Voltando ao “azulejo”, pode parecer que o termo provém da palavra “azul”, mas ao que indica o Professor Cláudio Moreno, não é esse o caso. O termo vem de uma palavra árabe, de som parecido, al-zuleigou al-zuleij(sendo al o artigo), que significa algo como “pedra polida”. Referia-se à arte dos mosaicos romanos. Já o nome da cor azul, forma reduzida de al-lzaward, remonta ao persa, e aparece de maneira mais similar no segundo elemento de “lápis-lazúli” (do latim Lapis, “pedra” + lzaward, “azul”).
Com frequência relacionamos os famosos azulejos portugueses com a cor azul, porque essa é a sua cor predominante. Os relatos antigos que apresentam esses artefatos, porém, não fazem referência a essa cor em particular, e mostram a presença de todas as outras cores também. A falsa etimologia desse termo, assim como a de muitos outros, não é privilégio de pessoas como nós, que não investigam regularmente os termos que utilizam. O próprio Rafael Bluteau, grande lexicógrafo da língua portuguesa, em seu dicionário, encarregou-se de espalhar a lenda de que o nome do ladrilho envernizado tomou o nome da cor azul.
Vamos confrontar mais alguns significados em que somos enganados pelo senso comum e por deduções equivocadas. Já ouvi dizer que a palavra “arquiteto” vem de “arco”; tal dedução deve-se ao fato de muitos arquitetos projetarem construções com arcos. No entanto, as palavras pertencem a famílias diversas: “arquiteto” é formado pelo elemento grego arqui, que significa “o maior, o principal”, mais o radical tecton, “marceneiro, construtor”. Já a palavra “arco” vem do latim arcus, que também é usado para denominar o instrumento usado pelos arqueiros, em português.
A determinação satisfatória da etimologia também pode levar tempo, e ser discutida com a apresentação de diferentes teorias, sem que tenhamos certeza de que algum dia saberemos ao certo a origem da palavra.
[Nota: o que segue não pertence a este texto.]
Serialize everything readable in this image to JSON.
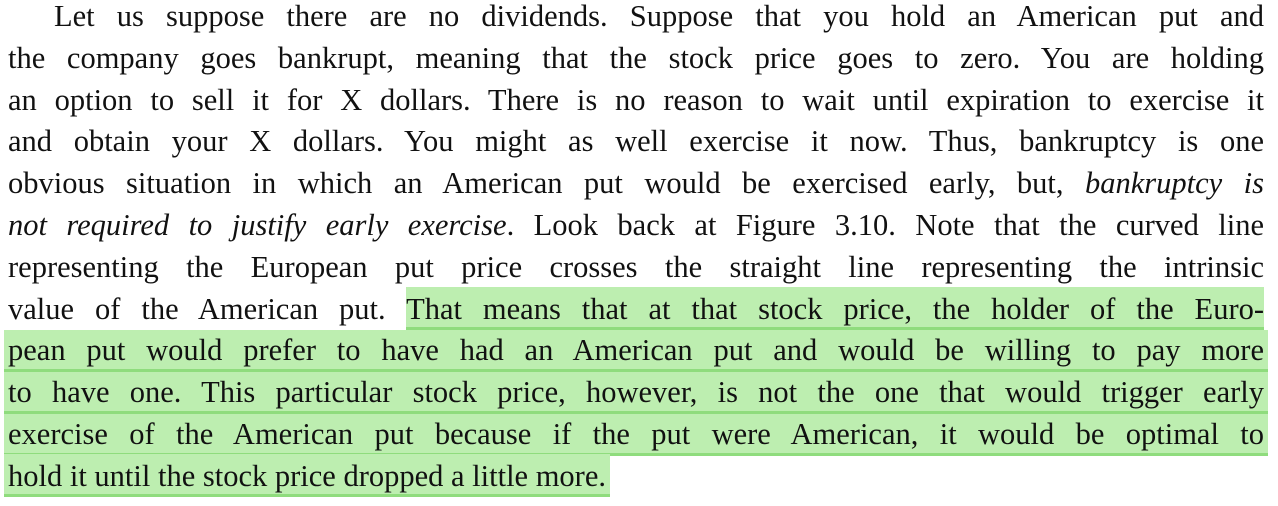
{
  "document": {
    "highlight_color": "#bdeeb0",
    "highlight_underline_color": "#8fdc7d",
    "lines": [
      {
        "segments": [
          {
            "text": "Let us suppose there are no dividends. Suppose that you hold an American put and"
          }
        ]
      },
      {
        "segments": [
          {
            "text": "the company goes bankrupt, meaning that the stock price goes to zero. You are holding"
          }
        ]
      },
      {
        "segments": [
          {
            "text": "an option to sell it for X dollars. There is no reason to wait until expiration to exercise it"
          }
        ]
      },
      {
        "segments": [
          {
            "text": "and obtain your X dollars. You might as well exercise it now. Thus, bankruptcy is one"
          }
        ]
      },
      {
        "segments": [
          {
            "text": "obvious situation in which an American put would be exercised early, but, "
          },
          {
            "text": "bankruptcy is",
            "italic": true
          }
        ]
      },
      {
        "segments": [
          {
            "text": "not required to justify early exercise",
            "italic": true
          },
          {
            "text": ". Look back at Figure 3.10. Note that the curved line"
          }
        ]
      },
      {
        "segments": [
          {
            "text": "representing the European put price crosses the straight line representing the intrinsic"
          }
        ]
      },
      {
        "segments": [
          {
            "text": "value of the American put. "
          },
          {
            "text": "That means that at that stock price, the holder of the Euro-",
            "highlight": true
          }
        ]
      },
      {
        "segments": [
          {
            "text": "pean put would prefer to have had an American put and would be willing to pay more",
            "highlight": true
          }
        ]
      },
      {
        "segments": [
          {
            "text": "to have one. This particular stock price, however, is not the one that would trigger early",
            "highlight": true
          }
        ]
      },
      {
        "segments": [
          {
            "text": "exercise of the American put because if the put were American, it would be optimal to",
            "highlight": true
          }
        ]
      },
      {
        "segments": [
          {
            "text": "hold it until the stock price dropped a little more.",
            "highlight": true
          }
        ]
      }
    ]
  }
}
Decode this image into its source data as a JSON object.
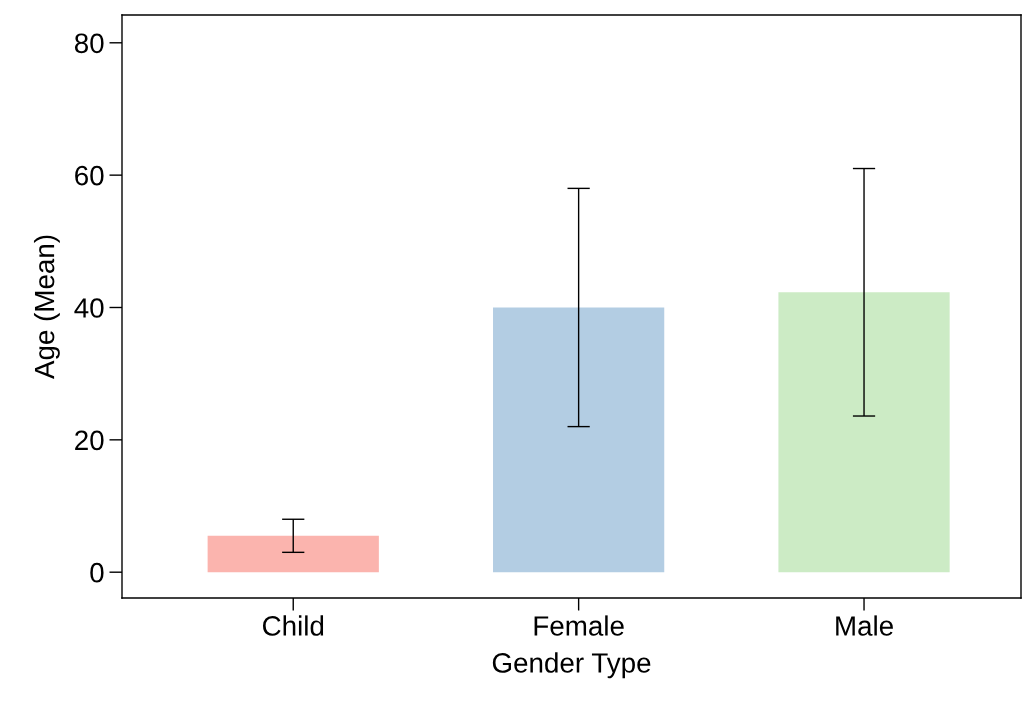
{
  "chart_data": {
    "type": "bar",
    "xlabel": "Gender Type",
    "ylabel": "Age (Mean)",
    "categories": [
      "Child",
      "Female",
      "Male"
    ],
    "values": [
      5.5,
      40,
      42.3
    ],
    "colors": [
      "#fbb4ae",
      "#b3cde3",
      "#ccebc5"
    ],
    "errors": [
      2.5,
      18,
      18.7
    ],
    "ylim": [
      -3.9,
      84.2
    ],
    "yticks": [
      0,
      20,
      40,
      60,
      80
    ],
    "grid": false,
    "legend": false
  }
}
Como exemplo, temos a palavra “ovação”. O senso popular dirá que tem algo a ver com ovo, e para justificá-lo mencionará a história da cerimônia de caserna em que o vencedor era saudado com uma chuva de ovos. Já os linguistas competem com, pelo menos, duas versões: Por um lado, a ideia de que a ovação seria a comemoração de uma vitória militar de menor importância na qual se sacrificava uma ovelha (do latim ovis); contestando essa ideia, a de que “ovação” vem do verbo ovare, que significa “lançar gritos de entusiasmo e de alegria”. Faz sentido, principalmente se observarmos que Eça de Queiroz, em “A Relíquia”, utilizou o termo “ovante” para dizer “triunfante, vitorioso”.
Os linguistas que não nos peçam para abandonar a prática de intuir os significados das palavras. Mesmo que seja uma falsa ou pseudoetimologia, essa atividade tem uma aura lúdica, e brincar com as palavras é descobrir e criar histórias.